Agentes de IA devem passar por um processo de integração e começar a operar com acesso restrito aos sistemas corporativos. A recomendação é de Ricardo Moraes, sócio-líder da prática de Cyber Security da KPMG no Brasil, que relacionou parte dos incidentes envolvendo a tecnologia à concessão de privilégios excessivos.
“Com os agentes de IA, tem que ser da mesma maneira. Quem faz o onboarding desse agente? Que acesso ele precisa ter?”, questionou nesta terça-feira, 11, durante o evento TS Segurança Digital e Serviços Gerenciados, realizado pelo Tele.Síntese em São Paulo.
Ricardo participou do painel “Marco Regulatório de Cibersegurança: coordenação nacional, infraestruturas críticas e responsabilidades”. Ao ser questionado sobre os controles mínimos necessários antes de um agente acessar dados, APIs e sistemas internos ou executar tarefas autonomamente, comparou a adoção da tecnologia à entrada de um funcionário em uma empresa.
Segundo o executivo, novos profissionais geralmente recebem orientações sobre as regras internas e começam com permissões limitadas. Outros acessos são concedidos conforme as necessidades identificadas durante o trabalho. Para Ricardo, as empresas devem aplicar procedimento semelhante aos agentes de IA.

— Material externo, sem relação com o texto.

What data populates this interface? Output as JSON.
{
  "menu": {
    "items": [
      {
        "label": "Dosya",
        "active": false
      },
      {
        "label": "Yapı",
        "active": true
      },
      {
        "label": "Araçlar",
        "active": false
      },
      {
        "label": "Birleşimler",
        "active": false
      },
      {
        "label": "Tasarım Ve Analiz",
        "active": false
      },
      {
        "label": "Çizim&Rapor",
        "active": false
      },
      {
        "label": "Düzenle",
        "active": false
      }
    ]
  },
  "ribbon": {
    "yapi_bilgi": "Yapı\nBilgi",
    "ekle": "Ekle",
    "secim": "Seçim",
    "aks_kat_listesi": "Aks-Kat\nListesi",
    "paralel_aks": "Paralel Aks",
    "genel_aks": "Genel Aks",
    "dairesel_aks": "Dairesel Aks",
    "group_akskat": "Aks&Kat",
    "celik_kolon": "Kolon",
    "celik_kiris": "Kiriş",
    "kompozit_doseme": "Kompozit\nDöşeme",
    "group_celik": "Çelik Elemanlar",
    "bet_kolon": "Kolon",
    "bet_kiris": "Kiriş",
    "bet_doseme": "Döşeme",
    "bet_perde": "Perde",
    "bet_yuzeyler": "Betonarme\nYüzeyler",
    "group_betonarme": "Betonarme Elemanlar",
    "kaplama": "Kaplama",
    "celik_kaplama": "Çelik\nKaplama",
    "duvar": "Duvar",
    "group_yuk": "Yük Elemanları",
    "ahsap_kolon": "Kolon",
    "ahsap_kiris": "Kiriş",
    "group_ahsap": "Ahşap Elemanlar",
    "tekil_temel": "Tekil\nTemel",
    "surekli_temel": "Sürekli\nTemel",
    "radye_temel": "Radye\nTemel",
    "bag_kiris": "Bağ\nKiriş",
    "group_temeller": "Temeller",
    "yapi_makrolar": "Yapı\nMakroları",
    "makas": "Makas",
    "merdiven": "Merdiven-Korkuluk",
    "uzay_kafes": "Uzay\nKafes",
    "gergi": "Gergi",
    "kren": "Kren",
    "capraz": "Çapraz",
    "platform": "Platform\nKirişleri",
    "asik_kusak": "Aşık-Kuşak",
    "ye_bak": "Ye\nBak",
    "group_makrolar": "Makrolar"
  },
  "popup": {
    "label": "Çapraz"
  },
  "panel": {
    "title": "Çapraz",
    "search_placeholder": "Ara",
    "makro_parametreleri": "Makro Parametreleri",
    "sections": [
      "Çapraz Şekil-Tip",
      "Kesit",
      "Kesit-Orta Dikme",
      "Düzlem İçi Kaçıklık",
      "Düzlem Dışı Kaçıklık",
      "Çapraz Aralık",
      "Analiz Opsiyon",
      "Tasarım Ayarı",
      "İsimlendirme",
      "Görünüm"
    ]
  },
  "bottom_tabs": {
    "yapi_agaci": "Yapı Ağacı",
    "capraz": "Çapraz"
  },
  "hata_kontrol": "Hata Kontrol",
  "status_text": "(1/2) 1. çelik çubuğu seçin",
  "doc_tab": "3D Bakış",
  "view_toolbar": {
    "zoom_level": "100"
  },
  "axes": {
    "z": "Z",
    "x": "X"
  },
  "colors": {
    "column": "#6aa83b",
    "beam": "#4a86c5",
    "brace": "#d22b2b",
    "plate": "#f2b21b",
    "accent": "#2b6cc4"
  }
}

Acesso amplo começa nos testes
Ricardo afirmou que, na prática, agentes podem receber privilégios elevados desde o início para conseguir consultar informações e produzir respostas mais abrangentes. O modelo inverte a lógica aplicada aos funcionários, que normalmente começam com acesso restrito. “Para que ele tenha um acesso amplo, para que possa dar uma resposta, ele já começa com acesso privilegiado. É isso que, na prática, acaba acontecendo”, afirmou.
Antes da implantação, as empresas deveriam definir quais sistemas cada agente precisa consultar e quem está autorizado a utilizá-lo. Também deveriam avaliar se a ferramenta realmente necessita de todas as permissões solicitadas. “Ele realmente precisa ter acesso a tudo? Quem pode executar esse agente?”, questionou.
O executivo ressaltou que a IA não deve ser tratada como inimiga. Na sua avaliação, a tecnologia pode atuar como habilitadora, desde que esteja submetida aos controles de segurança adotados pela organização.
“A gestão de acesso do agente tem que ser tão diligente quanto ela é com o nosso acesso”, afirmou.
Privilégios permanecem após experimentos
Parte do risco aparece quando permissões concedidas durante testes permanecem ativas depois da experiência inicial. Segundo Ricardo, essa situação está entre os problemas encontrados nos incidentes com IA acompanhados pela KPMG. “O que a gente mais se depara com os incidentes de IA é justamente isso: um agente com acesso privilegiado. Foi feito um teste, o acesso ficou ali privilegiado e causou um incidente”, relatou.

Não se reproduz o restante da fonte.